あの夏の続きを、今
レナとハルトと分かれ、私は保健室を探しに校舎に入る。
(あれ、えーと、保健室って、どこ……?)
冷静に考えたら、今日初めてここに来た新入生に、保健室がどこにあるかなんて分かるわけがない。
階段を上ったり下りたり、あちこち探し回ってみるが、見つかるのは普通の教室と、私と同じ真新しい制服の新入生たちだけだ。
(もしかして、隣の校舎かな……?)
そう思い、渡り廊下を通って行くが、そこにあるのは3年生の教室だけで、今は人影もない。

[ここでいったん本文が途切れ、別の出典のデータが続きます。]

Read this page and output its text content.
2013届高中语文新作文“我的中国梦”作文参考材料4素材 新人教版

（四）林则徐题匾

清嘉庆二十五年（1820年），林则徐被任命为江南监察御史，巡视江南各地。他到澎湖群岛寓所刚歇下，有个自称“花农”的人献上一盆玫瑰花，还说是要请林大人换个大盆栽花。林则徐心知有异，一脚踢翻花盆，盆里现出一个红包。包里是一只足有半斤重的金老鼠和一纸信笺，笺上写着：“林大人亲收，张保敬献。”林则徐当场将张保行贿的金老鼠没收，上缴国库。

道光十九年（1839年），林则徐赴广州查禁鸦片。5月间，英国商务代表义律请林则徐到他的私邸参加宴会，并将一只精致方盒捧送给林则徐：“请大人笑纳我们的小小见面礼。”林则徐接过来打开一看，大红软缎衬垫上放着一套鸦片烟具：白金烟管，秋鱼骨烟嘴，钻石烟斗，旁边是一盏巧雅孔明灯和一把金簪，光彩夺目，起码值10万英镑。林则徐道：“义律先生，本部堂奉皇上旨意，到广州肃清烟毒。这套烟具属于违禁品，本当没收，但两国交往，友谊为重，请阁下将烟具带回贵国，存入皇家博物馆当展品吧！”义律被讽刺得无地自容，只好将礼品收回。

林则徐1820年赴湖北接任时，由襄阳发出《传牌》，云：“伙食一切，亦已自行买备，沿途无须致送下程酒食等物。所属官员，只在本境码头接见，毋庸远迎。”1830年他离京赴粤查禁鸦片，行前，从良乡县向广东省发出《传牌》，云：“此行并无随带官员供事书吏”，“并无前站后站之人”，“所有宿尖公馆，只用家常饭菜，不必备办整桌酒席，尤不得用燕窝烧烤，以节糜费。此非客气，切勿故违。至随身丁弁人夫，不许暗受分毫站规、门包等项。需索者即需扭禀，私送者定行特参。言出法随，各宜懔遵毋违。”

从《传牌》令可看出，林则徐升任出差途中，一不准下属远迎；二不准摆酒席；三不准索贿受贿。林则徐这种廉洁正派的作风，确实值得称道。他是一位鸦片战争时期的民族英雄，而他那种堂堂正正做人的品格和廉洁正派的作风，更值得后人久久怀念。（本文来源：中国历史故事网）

(やっぱり違うか……ここは3年生の所っぽいし、早く出なきゃ……)
血の滴る右膝の傷口をティッシュで抑えながら、私は元の方向に戻ろうと3年生の教室に背を向けた。
その時────
「あの……ちょっとごめんね、君、もしかして、1年生?」
…………!!!!
突然後ろから聞こえてきた知らない男の人の声に、思わず飛び上がりそうになる。
(も、もしかして、1年生がこんな所に来てたから、怖い3年生に目をつけられたとか………!?それか、先生に見つかって怒られるのかも……!?)
そう思い、恐る恐る振り向く。
「は、はい、そうですが………」
「そっか。君……大丈夫?なんか困ってそうだけど………」
振り向いた私の元にそっと降り注いできたのは、私の思う「公立中学の怖い上級生」のイメージとも、「勝手な行動を叱る先生」のイメージとも全く正反対の、優しく柔らかな声だった。
その声に導かれるように、顔を上げ、私よりも随分背の高いその人の顔を見上げる。
「あの……えっと………」
突然の出来事に、返す言葉が見つからず戸惑う。
その人は、眼鏡をかけた、学ラン姿の男子生徒だった。名札に「Ⅲ」のバッジがあるということは、3年生だ。
「僕、忘れ物を教室に取りに来てたんだけど、そしたら君が、膝が痛そうな感じでうろうろしてるのが見えて………その、制服とかカバンが新品っぽいから、もしかしたら1年生が何か困ってるのかなって思って」
その人は少し戸惑ったような、照れくさそうな様子で話す。